Doesn't this just mean that the LLM ingested training data where people talk abo...

tppiotrowski · on Feb 26, 2024

I think if people took the time to understand how LLMs choose word weights based on training data, they would understand that these results are somewhat deterministic.

Instead, the preferred heuristic is to look for a bogeyman.

hajile · on Feb 26, 2024

That's a scary proposition as it means the most vocal side wins the AI battle even if their position is bad or even if it is morally evil.

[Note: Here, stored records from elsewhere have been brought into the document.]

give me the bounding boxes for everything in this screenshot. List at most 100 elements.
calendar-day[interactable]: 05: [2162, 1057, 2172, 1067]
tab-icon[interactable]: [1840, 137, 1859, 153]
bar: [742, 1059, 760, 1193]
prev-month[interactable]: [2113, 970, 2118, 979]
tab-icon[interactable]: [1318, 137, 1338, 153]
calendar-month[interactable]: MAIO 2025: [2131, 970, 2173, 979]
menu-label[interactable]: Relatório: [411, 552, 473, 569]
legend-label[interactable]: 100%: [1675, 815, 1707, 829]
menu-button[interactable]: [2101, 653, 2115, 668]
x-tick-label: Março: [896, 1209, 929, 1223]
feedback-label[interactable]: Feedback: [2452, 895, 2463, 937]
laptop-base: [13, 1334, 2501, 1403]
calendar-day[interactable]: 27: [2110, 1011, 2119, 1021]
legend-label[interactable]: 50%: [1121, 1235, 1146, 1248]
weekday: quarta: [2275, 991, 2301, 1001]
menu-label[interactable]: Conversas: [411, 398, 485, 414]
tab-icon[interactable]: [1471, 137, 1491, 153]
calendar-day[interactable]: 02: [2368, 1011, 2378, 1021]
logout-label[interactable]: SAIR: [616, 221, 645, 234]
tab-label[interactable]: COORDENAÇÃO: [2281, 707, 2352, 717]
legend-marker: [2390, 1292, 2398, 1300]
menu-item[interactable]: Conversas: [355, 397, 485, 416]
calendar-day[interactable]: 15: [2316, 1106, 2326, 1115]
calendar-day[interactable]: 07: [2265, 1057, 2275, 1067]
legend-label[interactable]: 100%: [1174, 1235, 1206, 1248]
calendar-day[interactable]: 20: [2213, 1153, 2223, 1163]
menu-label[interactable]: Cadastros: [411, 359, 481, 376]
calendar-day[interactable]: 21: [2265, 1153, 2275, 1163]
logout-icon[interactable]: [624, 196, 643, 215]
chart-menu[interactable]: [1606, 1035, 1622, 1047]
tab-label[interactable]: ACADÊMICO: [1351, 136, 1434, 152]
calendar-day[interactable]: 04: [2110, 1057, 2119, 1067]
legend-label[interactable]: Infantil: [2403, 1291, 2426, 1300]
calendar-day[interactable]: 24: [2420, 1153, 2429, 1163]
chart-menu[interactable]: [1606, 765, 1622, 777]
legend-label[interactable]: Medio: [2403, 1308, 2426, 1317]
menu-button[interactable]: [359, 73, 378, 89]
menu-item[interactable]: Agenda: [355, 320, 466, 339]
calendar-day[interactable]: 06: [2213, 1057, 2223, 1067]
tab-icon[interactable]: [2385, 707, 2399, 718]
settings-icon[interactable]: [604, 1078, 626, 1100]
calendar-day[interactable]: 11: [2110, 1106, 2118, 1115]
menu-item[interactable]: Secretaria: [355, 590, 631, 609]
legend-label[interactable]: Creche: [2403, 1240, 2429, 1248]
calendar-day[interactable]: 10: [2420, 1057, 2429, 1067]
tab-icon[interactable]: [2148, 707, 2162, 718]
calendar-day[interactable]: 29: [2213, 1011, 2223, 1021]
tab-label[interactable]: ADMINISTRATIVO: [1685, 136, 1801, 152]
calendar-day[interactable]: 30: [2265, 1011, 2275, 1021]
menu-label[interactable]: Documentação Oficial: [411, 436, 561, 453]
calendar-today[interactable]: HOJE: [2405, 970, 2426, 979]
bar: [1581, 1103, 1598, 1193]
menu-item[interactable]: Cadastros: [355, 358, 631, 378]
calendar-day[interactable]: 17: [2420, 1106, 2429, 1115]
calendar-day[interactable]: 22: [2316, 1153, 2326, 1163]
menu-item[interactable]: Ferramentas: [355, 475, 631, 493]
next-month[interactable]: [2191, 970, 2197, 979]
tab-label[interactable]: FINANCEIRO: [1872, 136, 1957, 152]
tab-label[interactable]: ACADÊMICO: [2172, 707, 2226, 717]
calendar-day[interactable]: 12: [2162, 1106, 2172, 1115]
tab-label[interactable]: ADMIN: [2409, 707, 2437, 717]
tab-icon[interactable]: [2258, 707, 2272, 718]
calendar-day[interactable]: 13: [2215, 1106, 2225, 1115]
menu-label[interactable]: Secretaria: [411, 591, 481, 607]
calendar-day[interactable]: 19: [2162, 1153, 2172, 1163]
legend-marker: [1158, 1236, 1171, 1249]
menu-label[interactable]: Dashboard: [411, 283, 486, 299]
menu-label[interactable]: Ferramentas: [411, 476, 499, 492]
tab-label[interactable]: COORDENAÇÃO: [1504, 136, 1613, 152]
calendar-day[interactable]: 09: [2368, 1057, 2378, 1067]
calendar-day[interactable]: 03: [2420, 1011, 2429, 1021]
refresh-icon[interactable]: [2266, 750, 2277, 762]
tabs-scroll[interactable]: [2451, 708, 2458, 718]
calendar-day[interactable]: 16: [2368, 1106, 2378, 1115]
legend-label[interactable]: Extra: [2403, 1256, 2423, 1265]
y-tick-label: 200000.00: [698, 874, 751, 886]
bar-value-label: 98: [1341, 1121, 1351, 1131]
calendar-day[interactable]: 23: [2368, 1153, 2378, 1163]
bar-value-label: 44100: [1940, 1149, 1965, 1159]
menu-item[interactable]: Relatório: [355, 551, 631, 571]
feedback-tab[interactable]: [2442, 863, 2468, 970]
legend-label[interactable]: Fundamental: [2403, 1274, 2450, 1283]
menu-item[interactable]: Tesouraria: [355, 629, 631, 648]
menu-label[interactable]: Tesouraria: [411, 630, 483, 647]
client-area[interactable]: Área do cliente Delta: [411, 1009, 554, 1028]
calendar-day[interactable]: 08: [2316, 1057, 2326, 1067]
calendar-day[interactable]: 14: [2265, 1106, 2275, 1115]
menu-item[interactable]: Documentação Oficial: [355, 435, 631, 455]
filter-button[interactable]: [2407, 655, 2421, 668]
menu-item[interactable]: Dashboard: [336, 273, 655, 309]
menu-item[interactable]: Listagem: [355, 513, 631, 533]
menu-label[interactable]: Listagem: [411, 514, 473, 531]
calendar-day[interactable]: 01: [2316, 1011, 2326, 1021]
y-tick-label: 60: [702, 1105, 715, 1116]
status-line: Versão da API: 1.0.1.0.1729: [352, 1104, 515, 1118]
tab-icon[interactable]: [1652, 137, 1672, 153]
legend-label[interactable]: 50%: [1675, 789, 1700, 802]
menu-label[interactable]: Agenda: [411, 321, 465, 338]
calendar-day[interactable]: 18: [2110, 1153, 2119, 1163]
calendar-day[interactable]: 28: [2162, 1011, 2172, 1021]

If one side is constantly vocalizing their position while the other side remains silent, then the vocal side wins.

SketchySeaBeast · on Feb 26, 2024

It's almost like hoovering up the internet, feeding it into a computer, and then treating it like it's Deep Thought is a bad idea.

educaysean · on Feb 26, 2024

Garbage in, garbage out. This is why training data is important.

VivaLaPanda · on Feb 26, 2024

It's almost certainly the RLHF, not the base model.

viscanti · on Feb 26, 2024

But the base model, when its trained on the whole internet, will have some extreme biases on topics where there's a large and vocal group on one side and the other side is very silent. So RLHF is the attempt to correct for the biases on the internet.

leadingthenet · on Feb 26, 2024

> So RLHF is the attempt to correct for the biases on the internet.

...or it can be used to reinforce a specific ideology. Completely dependent on who does the RLHF and what their motivations are.